PAN ECHO 12/27.03.2016

Pastoral zamanın birinde, Arkadya dağlarının iç kesimlerinde yaşayan, küçük mü küçük, bir keçi mi desem yoksa insan suretinde dolaşan bir ilham kaynağı mı desem, ikisi de değil, yarı insan yarı keçi, bir Tanrı yaşarmış.

Çığlıkları ile ormanın huzurunu kaçırdığı kadar tüm gününü flüt çalarak kırlarda dolaşarak geçiren bir tanrıymış. Ormanda dolaşırken karşılaştığı tüm canlıların karşısına aniden çıkar ve çığlık atarak onları ürkütürmüş. Bu durum, etrafındaki herkesi korkutup kaçırmasına sebep olmakla birlikte, yalnızlaşan bir tanrı olarak var olmasına neden olmuş. Öyle ki, çığlıklarını duyan her canlı panik halinde kendilerine ormanda saklanacak ağaç kovuğu ararmış. Günlerden bir gün, küçük bir vadiden geçerken yalnızlığı tercih eden bir orman perisi olan, flüt çalmayı ve şarkı söylemeyi seven, bir Oread Nemfi (Dağ Perisi) olan Echo’nun şarkı söylediğini işitir. Onun ahenkli ve berrak sesini duyan Pan, ona karşı vahşi bir sevgi duymaya başlar. Onun yeteneğini kıskanır ve güzelliğinden istifade etmek istese de Echo tarafından reddedilir.

Pan, hırsından bir gün çobanların yollunu şaşırtır. Yollarını şaşıran çobanlar Echo’yu bulur ve öldürdüler, vücudunu dağıtıp dağlara fırlatırlar. O günden beri Echo’nun kendine özgü bir yeri yoktur, gürültüyü duyduğumuz her yerdedir… Pan-Ekho sergisi, evrenin cevabı olarak yok oluş temasını işleyerek, mitolojik bir karakter olan Pan üzerinden, farklı yok oluş, ya da zorunlu olarak yok edilmeye maruz kalma durumunu ele alıyor. Yaşamın içerisinde herkes kendi gücünü sınayarak çevresini bir şekilde uzaklaştırarak yalnızlaşıyor. Yani aslında her birey kendine küçük bir Pan ormanı yaratıyor ve yarattığı büyülü ormanında kendi efsanelerini yaşarken bir yandan da yok oluşunu hazırlayabiliyor. Bazıları, büyülü ormanını bile var edemeden kendini yok edebiliyor. Kaçmaya, hatalar yapmaya ve zamanla görünmez olmaya başlıyor.
Tüm bu ‘VAR etme’ ve YOK olma durumu içindeki panik halinde, yok ettiklerimizin yankıları kendi dünyamızın içinde yaşamaya devam ediyor.
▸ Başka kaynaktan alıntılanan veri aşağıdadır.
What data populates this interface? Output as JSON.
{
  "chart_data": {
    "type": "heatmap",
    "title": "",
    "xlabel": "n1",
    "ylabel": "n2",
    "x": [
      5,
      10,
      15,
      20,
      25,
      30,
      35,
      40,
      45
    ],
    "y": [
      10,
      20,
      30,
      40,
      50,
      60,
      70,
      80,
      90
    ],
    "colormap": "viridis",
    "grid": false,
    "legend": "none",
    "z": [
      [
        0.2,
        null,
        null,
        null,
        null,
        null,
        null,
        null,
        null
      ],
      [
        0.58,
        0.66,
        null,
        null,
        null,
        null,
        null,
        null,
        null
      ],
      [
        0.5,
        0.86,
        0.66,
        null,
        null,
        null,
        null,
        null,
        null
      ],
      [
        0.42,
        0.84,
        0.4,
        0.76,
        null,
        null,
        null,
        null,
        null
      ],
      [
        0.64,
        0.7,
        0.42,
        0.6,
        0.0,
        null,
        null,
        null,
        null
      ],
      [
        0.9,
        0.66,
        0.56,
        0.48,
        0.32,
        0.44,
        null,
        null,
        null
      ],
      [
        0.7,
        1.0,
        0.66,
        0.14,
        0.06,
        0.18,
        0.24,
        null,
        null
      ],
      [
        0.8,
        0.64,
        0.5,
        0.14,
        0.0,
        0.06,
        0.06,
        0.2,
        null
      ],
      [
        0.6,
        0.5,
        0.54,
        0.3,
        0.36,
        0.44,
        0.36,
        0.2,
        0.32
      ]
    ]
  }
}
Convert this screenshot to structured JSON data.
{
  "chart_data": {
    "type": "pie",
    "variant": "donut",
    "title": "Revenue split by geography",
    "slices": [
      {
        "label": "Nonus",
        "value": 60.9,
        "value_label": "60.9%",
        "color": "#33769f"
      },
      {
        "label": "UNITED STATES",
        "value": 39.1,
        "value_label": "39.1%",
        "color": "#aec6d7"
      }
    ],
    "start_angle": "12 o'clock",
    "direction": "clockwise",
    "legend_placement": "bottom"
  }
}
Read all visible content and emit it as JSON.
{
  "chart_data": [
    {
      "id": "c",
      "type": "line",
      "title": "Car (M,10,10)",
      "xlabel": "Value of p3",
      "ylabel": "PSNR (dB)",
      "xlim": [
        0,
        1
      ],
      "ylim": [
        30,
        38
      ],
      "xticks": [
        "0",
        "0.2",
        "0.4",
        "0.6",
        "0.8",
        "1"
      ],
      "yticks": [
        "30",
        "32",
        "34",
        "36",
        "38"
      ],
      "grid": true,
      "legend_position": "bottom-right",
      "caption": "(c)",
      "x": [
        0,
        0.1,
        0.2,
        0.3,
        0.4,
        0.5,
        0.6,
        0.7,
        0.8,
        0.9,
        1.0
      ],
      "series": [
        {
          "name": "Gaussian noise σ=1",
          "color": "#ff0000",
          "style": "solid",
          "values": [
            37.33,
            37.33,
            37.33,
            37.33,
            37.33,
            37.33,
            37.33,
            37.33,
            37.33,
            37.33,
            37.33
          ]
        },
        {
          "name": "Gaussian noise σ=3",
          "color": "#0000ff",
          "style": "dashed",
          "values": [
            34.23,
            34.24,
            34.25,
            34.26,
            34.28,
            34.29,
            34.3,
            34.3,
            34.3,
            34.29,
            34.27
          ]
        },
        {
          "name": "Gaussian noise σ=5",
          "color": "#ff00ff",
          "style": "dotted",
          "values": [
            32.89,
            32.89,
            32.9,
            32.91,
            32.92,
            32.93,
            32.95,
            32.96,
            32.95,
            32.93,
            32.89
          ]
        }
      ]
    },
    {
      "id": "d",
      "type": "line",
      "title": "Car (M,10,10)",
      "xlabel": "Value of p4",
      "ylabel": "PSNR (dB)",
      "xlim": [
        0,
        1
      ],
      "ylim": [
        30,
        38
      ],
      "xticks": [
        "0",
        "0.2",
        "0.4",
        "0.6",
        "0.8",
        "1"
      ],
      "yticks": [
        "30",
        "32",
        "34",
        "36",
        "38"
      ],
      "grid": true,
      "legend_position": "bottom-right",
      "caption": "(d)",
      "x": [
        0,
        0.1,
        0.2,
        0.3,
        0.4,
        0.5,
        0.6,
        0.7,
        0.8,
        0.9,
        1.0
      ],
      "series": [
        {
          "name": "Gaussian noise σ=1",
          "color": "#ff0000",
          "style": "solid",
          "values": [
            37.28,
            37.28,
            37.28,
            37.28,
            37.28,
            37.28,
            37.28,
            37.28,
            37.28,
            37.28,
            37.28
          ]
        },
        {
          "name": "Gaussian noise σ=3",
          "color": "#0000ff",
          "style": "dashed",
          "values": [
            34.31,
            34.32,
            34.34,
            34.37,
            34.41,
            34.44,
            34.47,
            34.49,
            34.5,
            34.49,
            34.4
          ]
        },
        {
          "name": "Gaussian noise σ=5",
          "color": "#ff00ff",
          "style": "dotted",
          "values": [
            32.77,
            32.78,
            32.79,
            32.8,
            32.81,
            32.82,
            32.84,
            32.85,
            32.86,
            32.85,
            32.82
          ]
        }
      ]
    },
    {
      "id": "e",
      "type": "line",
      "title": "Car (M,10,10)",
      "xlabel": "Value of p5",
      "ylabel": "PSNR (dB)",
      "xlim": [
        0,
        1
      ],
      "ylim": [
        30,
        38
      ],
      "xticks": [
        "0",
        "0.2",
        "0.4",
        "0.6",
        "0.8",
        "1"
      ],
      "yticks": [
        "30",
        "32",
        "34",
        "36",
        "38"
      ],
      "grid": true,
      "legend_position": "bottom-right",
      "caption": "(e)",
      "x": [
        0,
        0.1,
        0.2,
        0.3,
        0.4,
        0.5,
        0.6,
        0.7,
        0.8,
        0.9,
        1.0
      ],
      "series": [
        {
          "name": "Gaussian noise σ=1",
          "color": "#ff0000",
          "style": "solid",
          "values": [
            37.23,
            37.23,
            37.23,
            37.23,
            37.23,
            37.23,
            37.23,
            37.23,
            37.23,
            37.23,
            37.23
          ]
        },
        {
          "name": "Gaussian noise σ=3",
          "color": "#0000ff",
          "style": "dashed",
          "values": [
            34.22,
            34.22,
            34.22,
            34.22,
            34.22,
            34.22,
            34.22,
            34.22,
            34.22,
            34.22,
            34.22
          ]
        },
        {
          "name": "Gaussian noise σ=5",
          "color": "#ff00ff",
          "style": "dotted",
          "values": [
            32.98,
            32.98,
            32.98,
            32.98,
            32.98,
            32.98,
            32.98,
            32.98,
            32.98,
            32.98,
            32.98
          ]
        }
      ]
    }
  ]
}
Sergi 5 farklı sanatçı; Avam-Garde, Fulya Okbay, Hatice Çiçek, Merve Dündar ve Toprak Bek’in kavram üzerine, kendi dünyalarının yansıması ile kattıkları işlerden oluşuyor. Yaşadığımız dünya, Pan ‘ın büyülü ormanı ile birleşiyor… Küratörlüğünü Esra Özkan, Gencer Uçar ve Merve Balcıoğlu’nun yaptığı sergi, 12/27 Mart tarihleri arasında Galata – Galeri Bu’da görülebilir.